HFCL Shares Drop 7% After 212% Rally: Is This the Right Time to Buy?
After a staggering 212% rally that established it as the year's best-performing smallcap stock, HFCL is currently witnessing a period of price correction. Investors are now weighing whether this recent dip is a strategic entry point or a sign of a potential trend reversal.
Understanding the Recent Correction and Profit Booking
HFCL's stock has faced significant selling pressure this week, declining by approximately 6.6% over the last four trading sessions. On Thursday, the shares hit an intraday low of Rs 201 on the BSE. This downward movement follows a massive upward trajectory, and market experts suggest the current weakness is primarily driven by profit-booking.
Technical analysis indicates that the stock faced resistance near the long-term rising trendline in the Rs 210–220 zone. However, the underlying trend remains robust; the stock continues to trade comfortably above its 20-, 50-, 100-, and 200-week moving averages, signaling that the core bullish momentum has not yet collapsed.
Strong Fundamentals and Massive Order Book
Despite the share price volatility, HFCL’s operational metrics appear stronger than ever. The company has achieved an all-time high order book valued at approximately Rs 21,200 crore. Looking ahead, management has provided ambitious guidance, targeting 20–25% revenue growth in FY27 and an expansion of EBITDA margins by 3–4 percentage points.

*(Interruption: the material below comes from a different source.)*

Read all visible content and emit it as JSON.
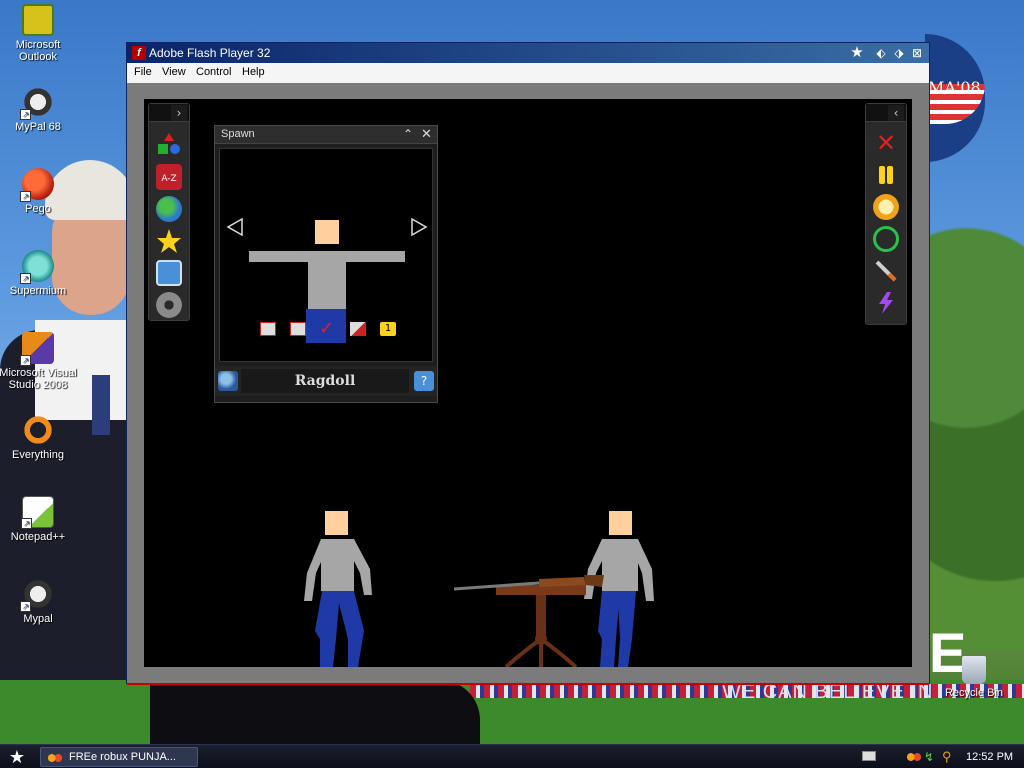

The company is also pivoting toward a long-term revenue goal of Rs 10,000 crore. This growth is underpinned by a significant shift in its business model—evolving from a domestic optical fibre manufacturer into a globally diversified technology player. A key indicator of this shift is the export revenue, which rose from 11% in FY24 to nearly 41% in FY26, with a target to exceed 50% by FY27.
Strategic Diversification into Defence and Aerospace
A major catalyst for HFCL’s long-term valuation is its aggressive expansion into high-margin sectors. Domestic brokerage Monarch Networth Capital has highlighted the company's entry into the defence, aerospace, and data centre verticals.
HFCL is bolstering its defence capabilities through a 1,000-acre facility in Andhra Pradesh and a manufacturing unit in Hosur. Furthermore, a proposed aerospace acquisition is expected to bolster an export order book that already stands at around Rs 1,930 crore. As India's largest optical fibre cable manufacturer and a pioneer in 5G Fixed Wireless Access equipment, HFCL is well-positioned to benefit from the domestic and global infrastructure boom.
Technical Outlook: Support and Resistance Levels
For traders looking at the charts, the immediate support for HFCL is placed at Rs 185, followed by a secondary support level at Rs 170. On the upside, if the stock can sustain buying interest above the Rs 220 mark, it could trigger a fresh rally toward the Rs 240–250 range in the medium term.
Key Takeaways
- Profit Booking vs. Fundamentals: The recent 7% dip appears to be a technical correction after a 212% rally rather than a fundamental breakdown.
- Robust Order Pipeline: With an all-time high order book of Rs 21,200 crore and a massive export push, the company's growth trajectory remains intact.
- Diversification Play: HFCL is successfully transitioning into a high-tech player with significant investments in defence, aerospace, and 5G infrastructure.